Recently, coating materials or encapsulation technologies for probiotics have been studied to increase the survival rate during the digestion process [49]. We hope that this study will contribute to the selection of probiotics in the functional food fields related to health. Studies have been recently conducted to identify the health benefits of probiotics and metabolomics [50]. Our findings showed the importance of controlling the fermentation time, since the L. casei HY2782 strain showed improved viability and resistance to simulated gastrointestinal digestion and intestinal adhesion ability, with enhanced expression of genes involved in tight junctions depending on the fermentation time. L. casei HY2782 produces a large amount of EPS and the adaptability to acid and bile increases strongly due to long-term fermentation.

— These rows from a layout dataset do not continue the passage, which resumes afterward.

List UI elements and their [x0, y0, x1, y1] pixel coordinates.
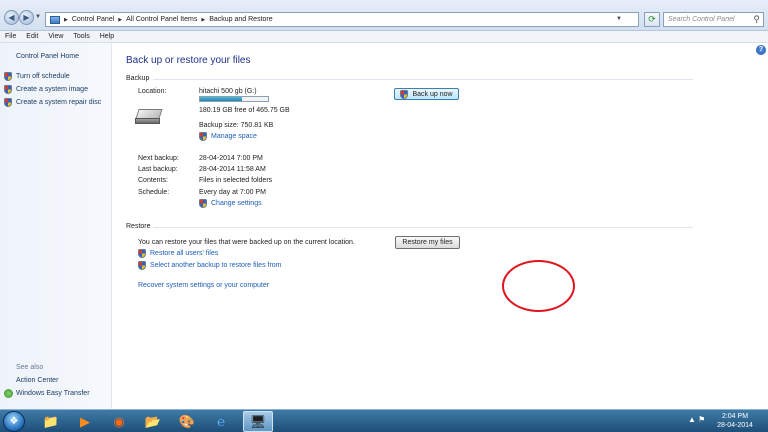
disk-usage-bar	[199, 96, 269, 102]
control-panel-taskbar-icon[interactable]: 🖥	[243, 411, 273, 432]
media-player-taskbar-icon[interactable]: ▶	[70, 411, 100, 432]
last-backup-value: 28-04-2014 11:58 AM	[199, 166, 266, 173]
uac-shield-icon	[138, 249, 146, 258]
clock-time: 2:04 PM	[721, 413, 749, 420]
next-backup-value: 28-04-2014 7:00 PM	[199, 155, 263, 162]
uac-shield-icon	[138, 261, 146, 270]
see-also-label: See also	[16, 364, 44, 371]
uac-shield-icon	[4, 72, 12, 81]
page-title: Back up or restore your files	[126, 55, 251, 66]
left-navigation-pane: Control Panel Home Turn off schedule Cre…	[0, 43, 112, 409]
taskbar: ❖ 📁 ▶ ◉ 📂 🎨 ℮ 🖥 ▲ ⚑ 2:04 PM 28-04-2014	[0, 409, 768, 432]
refresh-button[interactable]: ⟳	[644, 12, 660, 27]
main-content: ? Back up or restore your files Backup L…	[113, 43, 768, 409]
system-clock[interactable]: 2:04 PM 28-04-2014	[714, 412, 756, 430]
clock-date: 28-04-2014	[717, 422, 753, 429]
contents-label: Contents:	[138, 177, 168, 184]
firefox-taskbar-icon[interactable]: ◉	[104, 411, 134, 432]
location-value: hitachi 500 gb (G:)	[199, 88, 257, 95]
back-button[interactable]: ◀	[4, 10, 19, 25]
breadcrumb-control-panel[interactable]: ▶ Control Panel	[64, 16, 114, 23]
menu-view[interactable]: View	[48, 33, 63, 40]
restore-divider	[153, 227, 693, 228]
manage-space-link[interactable]: Manage space	[199, 132, 257, 141]
breadcrumb-arrow-icon: ▶	[64, 16, 68, 23]
easy-transfer-icon	[4, 389, 13, 398]
breadcrumb-arrow-icon: ▶	[118, 16, 123, 23]
location-label: Location:	[138, 88, 167, 95]
schedule-label: Schedule:	[138, 189, 170, 196]
turn-off-schedule-link[interactable]: Turn off schedule	[4, 72, 70, 81]
recent-pages-dropdown[interactable]: ▼	[35, 14, 41, 20]
address-dropdown-icon[interactable]: ▼	[616, 16, 622, 22]
backup-size-text: Backup size: 750.81 KB	[199, 122, 274, 129]
recover-system-settings-link[interactable]: Recover system settings or your computer	[138, 282, 269, 289]
paint-taskbar-icon[interactable]: 🎨	[172, 411, 202, 432]
schedule-value: Every day at 7:00 PM	[199, 189, 266, 196]
control-panel-home-link[interactable]: Control Panel Home	[16, 53, 79, 60]
menu-help[interactable]: Help	[100, 33, 114, 40]
restore-all-users-files-link[interactable]: Restore all users' files	[138, 249, 218, 258]
backup-section-label: Backup	[126, 75, 150, 82]
menu-tools[interactable]: Tools	[73, 33, 89, 40]
create-system-image-link[interactable]: Create a system image	[4, 85, 88, 94]
next-backup-label: Next backup:	[138, 155, 179, 162]
hard-drive-icon	[135, 109, 163, 125]
help-icon[interactable]: ?	[756, 45, 766, 55]
uac-shield-icon	[400, 89, 409, 99]
windows-easy-transfer-link[interactable]: Windows Easy Transfer	[4, 389, 90, 398]
uac-shield-icon	[199, 132, 207, 141]
action-center-link[interactable]: Action Center	[16, 377, 58, 384]
restore-section-label: Restore	[126, 223, 151, 230]
internet-explorer-taskbar-icon[interactable]: ℮	[206, 411, 236, 432]
folder-taskbar-icon[interactable]: 📂	[138, 411, 168, 432]
search-icon[interactable]: ⚲	[753, 14, 760, 25]
breadcrumb-backup-restore[interactable]: ▶ Backup and Restore	[201, 16, 272, 23]
search-input[interactable]: Search Control Panel ⚲	[663, 12, 764, 27]
address-box[interactable]: ▶ Control Panel ▶ All Control Panel Items …	[45, 12, 639, 27]
menu-bar: File Edit View Tools Help	[0, 31, 768, 43]
explorer-taskbar-icon[interactable]: 📁	[36, 411, 66, 432]
backup-divider	[153, 79, 693, 80]
disk-usage-fill	[200, 97, 242, 101]
menu-file[interactable]: File	[5, 33, 16, 40]
menu-edit[interactable]: Edit	[26, 33, 38, 40]
address-bar: ◀ ▶ ▼ ▶ Control Panel ▶ All Control Panel …	[0, 0, 768, 31]
tray-icons[interactable]: ▲ ⚑	[688, 415, 705, 424]
select-another-backup-link[interactable]: Select another backup to restore files f…	[138, 261, 282, 270]
start-button[interactable]: ❖	[3, 411, 25, 432]
uac-shield-icon	[199, 199, 207, 208]
control-panel-icon	[50, 15, 60, 24]
restore-description: You can restore your files that were bac…	[138, 239, 355, 246]
change-settings-link[interactable]: Change settings	[199, 199, 262, 208]
create-system-repair-disc-link[interactable]: Create a system repair disc	[4, 98, 101, 107]
contents-value: Files in selected folders	[199, 177, 273, 184]
free-space-text: 180.19 GB free of 465.75 GB	[199, 107, 290, 114]
breadcrumb-all-items[interactable]: ▶ All Control Panel Items	[118, 16, 197, 23]
uac-shield-icon	[4, 98, 12, 107]
highlight-circle	[502, 260, 575, 312]
back-up-now-button[interactable]: Back up now	[394, 88, 459, 100]
uac-shield-icon	[4, 85, 12, 94]
restore-my-files-button[interactable]: Restore my files	[395, 236, 460, 249]
forward-button[interactable]: ▶	[19, 10, 34, 25]
breadcrumb-arrow-icon: ▶	[201, 16, 206, 23]
last-backup-label: Last backup:	[138, 166, 178, 173]
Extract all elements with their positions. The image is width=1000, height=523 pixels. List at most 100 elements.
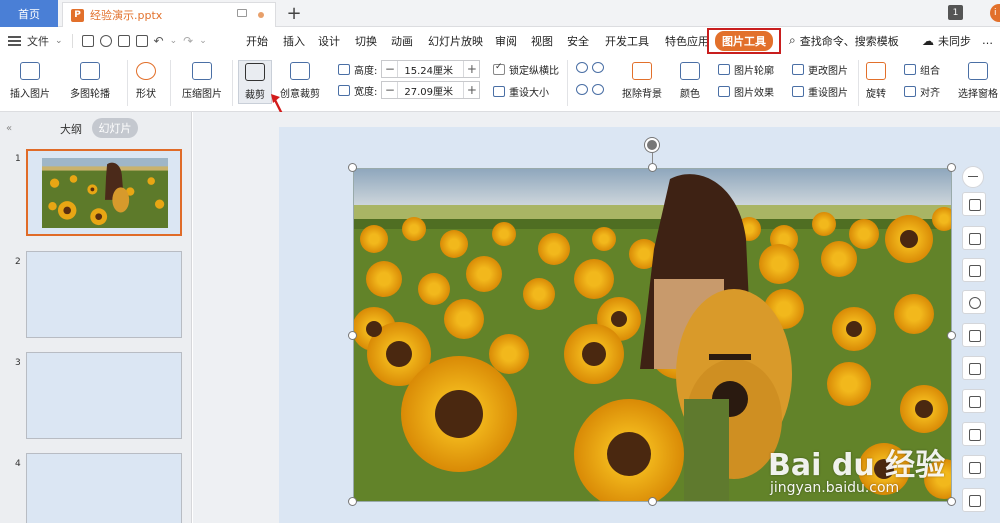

Further studies are needed to understand the production of different amounts of metabolites at various fermentation times. Moreover, additional experiments are required to elucidate the mechanisms responsible for the beneficial effects of long-term fermented milk products on human health.

5. Conclusions

Long-term fermentation processes have been reviewed to discover the efficacy of fermented milk containing L. casei HY2782. We suggest that L. casei HY2782 has beneficial properties such as improved viability, resistance to simulated gastrointestinal digestion, intestinal adhesion ability, and enhancing effects on the expression of genes involved in tight junctions with long-term fermentation periods. We believe that our study makes a significant contribution to the research on dairy products because the use of probiotics is of interest since these organisms provide health benefits and many people are presently more concerned about making healthy life choices. We hope that further studies will be conducted on the identification of metabolites and functional ingredients according to the fermentation period in order to discover various reasons why fermented milk products are beneficial to health.